I would like to begin with a bold statement like “The WORLD is my studio!”, or “I write wherever and whenever The Muse finds me”; I would like to say that The Muse finds me scribbling frantically in a Moleskine at a café on the Left Bank in Paris, or atop the summit of Mount Kilimanjaro, but in reality she just stands there tapping her toe and glancing at her watch while I mop spilled coffee from the keyboard on my little desk in my little Toronto apartment.
This is my little desk, where the first drafts and early revisions mostly happen.
I tend to favour second-hand, battle-scarred furniture over shiny new products manufactured from plastic and fibreboard, but due to economic and time constraints, there’s lots of IKEA in my workspace, too.

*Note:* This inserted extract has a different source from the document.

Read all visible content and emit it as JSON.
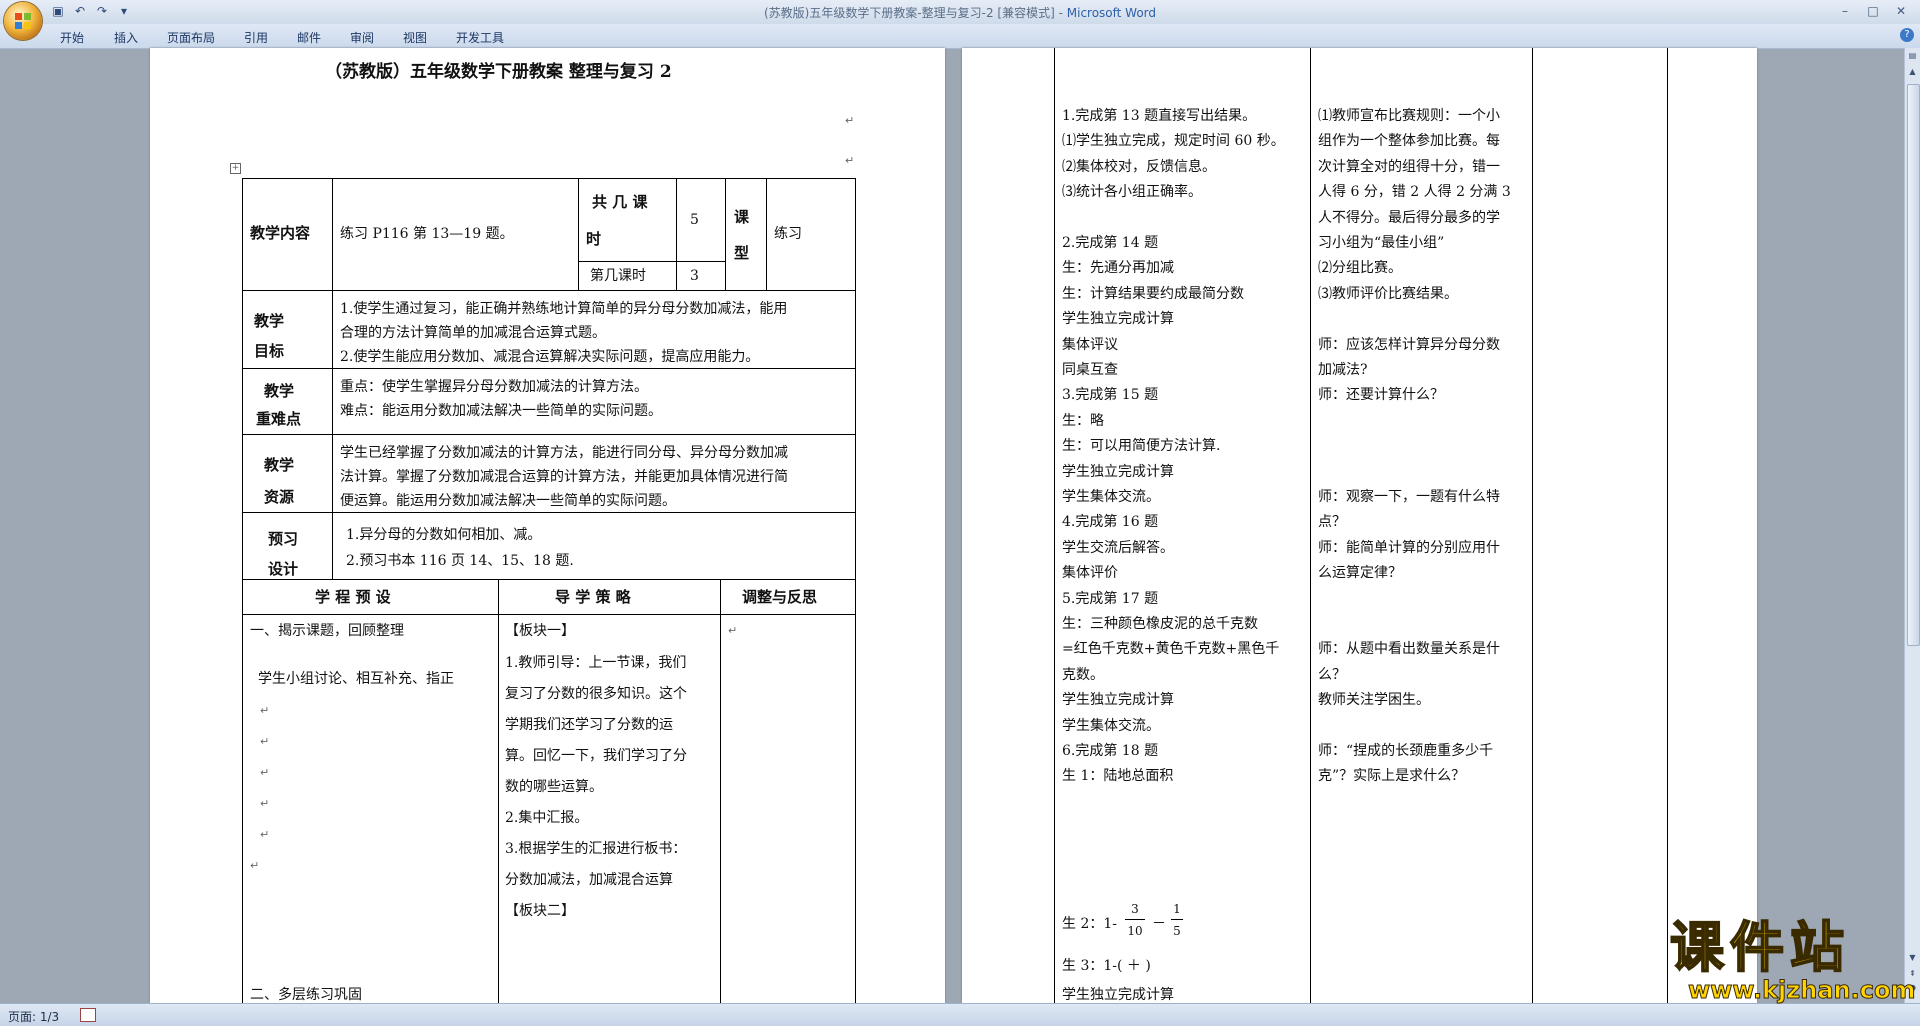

In this photo, my July Reading Stack is on top of the desk, which includes books by several of my favourite author friends: The Resurrection of Mary Mabel McTavish by Allan Stratton, Studio Saint-Ex by Ania Szado, The Dove in Bathurst Station by Patricia Westerhof, and The Woefield Poultry Collective by Susan Juby. There is also The Complete Stories of Truman Capote and The Marble Faun by Nathaniel Hawthorne (both of whom would love Allan, Ania, Patricia, and Susan, I’m sure). My writing space is stuffed with books by authors I admire, along with pictures and trinkets that remind me of the people and places and ideas that I love; these things keep me going on most Creating Days.

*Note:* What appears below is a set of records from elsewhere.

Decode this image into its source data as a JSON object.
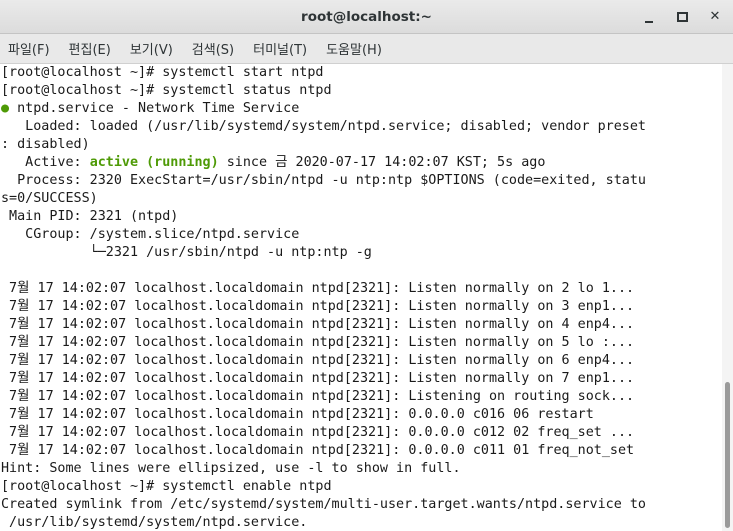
{
  "window": {
    "title": "root@localhost:~",
    "minimize_label": "",
    "maximize_label": "",
    "close_label": "✕"
  },
  "menu": [
    {
      "label": "파일(F)"
    },
    {
      "label": "편집(E)"
    },
    {
      "label": "보기(V)"
    },
    {
      "label": "검색(S)"
    },
    {
      "label": "터미널(T)"
    },
    {
      "label": "도움말(H)"
    }
  ],
  "colors": {
    "active_green": "#4e9a06",
    "titlebar": "#dcdcdc"
  },
  "lines": [
    {
      "text": "[root@localhost ~]# systemctl start ntpd"
    },
    {
      "text": "[root@localhost ~]# systemctl status ntpd"
    },
    {
      "dot": "●",
      "text": " ntpd.service - Network Time Service"
    },
    {
      "text": "   Loaded: loaded (/usr/lib/systemd/system/ntpd.service; disabled; vendor preset"
    },
    {
      "text": ": disabled)"
    },
    {
      "pre": "   Active: ",
      "green": "active (running)",
      "text": " since 금 2020-07-17 14:02:07 KST; 5s ago"
    },
    {
      "text": "  Process: 2320 ExecStart=/usr/sbin/ntpd -u ntp:ntp $OPTIONS (code=exited, statu"
    },
    {
      "text": "s=0/SUCCESS)"
    },
    {
      "text": " Main PID: 2321 (ntpd)"
    },
    {
      "text": "   CGroup: /system.slice/ntpd.service"
    },
    {
      "text": "           └─2321 /usr/sbin/ntpd -u ntp:ntp -g"
    },
    {
      "text": ""
    },
    {
      "text": " 7월 17 14:02:07 localhost.localdomain ntpd[2321]: Listen normally on 2 lo 1..."
    },
    {
      "text": " 7월 17 14:02:07 localhost.localdomain ntpd[2321]: Listen normally on 3 enp1..."
    },
    {
      "text": " 7월 17 14:02:07 localhost.localdomain ntpd[2321]: Listen normally on 4 enp4..."
    },
    {
      "text": " 7월 17 14:02:07 localhost.localdomain ntpd[2321]: Listen normally on 5 lo :..."
    },
    {
      "text": " 7월 17 14:02:07 localhost.localdomain ntpd[2321]: Listen normally on 6 enp4..."
    },
    {
      "text": " 7월 17 14:02:07 localhost.localdomain ntpd[2321]: Listen normally on 7 enp1..."
    },
    {
      "text": " 7월 17 14:02:07 localhost.localdomain ntpd[2321]: Listening on routing sock..."
    },
    {
      "text": " 7월 17 14:02:07 localhost.localdomain ntpd[2321]: 0.0.0.0 c016 06 restart"
    },
    {
      "text": " 7월 17 14:02:07 localhost.localdomain ntpd[2321]: 0.0.0.0 c012 02 freq_set ..."
    },
    {
      "text": " 7월 17 14:02:07 localhost.localdomain ntpd[2321]: 0.0.0.0 c011 01 freq_not_set"
    },
    {
      "text": "Hint: Some lines were ellipsized, use -l to show in full."
    },
    {
      "text": "[root@localhost ~]# systemctl enable ntpd"
    },
    {
      "text": "Created symlink from /etc/systemd/system/multi-user.target.wants/ntpd.service to"
    },
    {
      "text": " /usr/lib/systemd/system/ntpd.service."
    }
  ]
}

My turntable has become important to my creative process, too, and here’s why: When I get on a roll on a Creating Day, I can lose track of time and type furiously for twelve hours straight, without eating or drinking or going to the bathroom. This is not necessarily the most healthy way to work, so I’ve developed the habit of playing records in the background, so that when I eventually notice that the music has vanished, I will get up to flip the record, and maybe also eat and/or drink and/or pee.

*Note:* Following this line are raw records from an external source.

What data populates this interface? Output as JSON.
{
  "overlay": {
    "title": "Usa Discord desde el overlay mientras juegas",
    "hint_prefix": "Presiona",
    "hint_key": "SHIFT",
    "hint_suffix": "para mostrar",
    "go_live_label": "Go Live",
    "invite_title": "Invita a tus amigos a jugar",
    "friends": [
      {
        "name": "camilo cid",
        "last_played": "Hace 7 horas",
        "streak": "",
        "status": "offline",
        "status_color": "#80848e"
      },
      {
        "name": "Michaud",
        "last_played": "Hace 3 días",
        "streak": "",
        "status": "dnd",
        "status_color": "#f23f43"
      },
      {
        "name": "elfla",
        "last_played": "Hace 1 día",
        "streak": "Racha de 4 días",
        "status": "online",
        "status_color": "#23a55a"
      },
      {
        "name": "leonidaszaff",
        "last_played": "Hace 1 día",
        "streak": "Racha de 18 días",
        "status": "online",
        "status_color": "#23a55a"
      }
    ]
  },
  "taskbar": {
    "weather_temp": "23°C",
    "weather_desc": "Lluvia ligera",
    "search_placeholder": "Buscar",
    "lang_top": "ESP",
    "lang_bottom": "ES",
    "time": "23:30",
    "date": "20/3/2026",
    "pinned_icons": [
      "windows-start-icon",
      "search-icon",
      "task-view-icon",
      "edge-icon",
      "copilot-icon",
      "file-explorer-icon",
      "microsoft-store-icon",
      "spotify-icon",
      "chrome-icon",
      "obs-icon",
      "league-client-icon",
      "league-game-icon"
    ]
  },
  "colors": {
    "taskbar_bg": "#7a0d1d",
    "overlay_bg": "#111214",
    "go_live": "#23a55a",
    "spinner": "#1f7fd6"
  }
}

As most writers will tell you, not all days are Creating Days. Only about twenty percent of my writing time involves the creation of new material; the other eighty per cent is spent revising, revising, and then revising the material I’ve already created. I usually try to eliminate the glaring, obvious problems at the computer, but after that I find that I see the work more clearly, in a different light (literally), if I print it out on paper and work on it by hand somewhere else—anywhere but the space in which it was created.
Often I revise in my reading chair (which again shows my preference for “experienced” furniture), but I will revise just about anywhere away from my writing desk: a park bench in Mount Pleasant Cemetery, a seat on a VIA Rail train. I also enjoy revising at a Toronto pub called C’est What? (where I launched both of my Turnstone titles), because beer magically appears at convenient intervals while I work there!
Maybe this is why I like to revise somewhere away from my writing office: The Muse never brings me beer.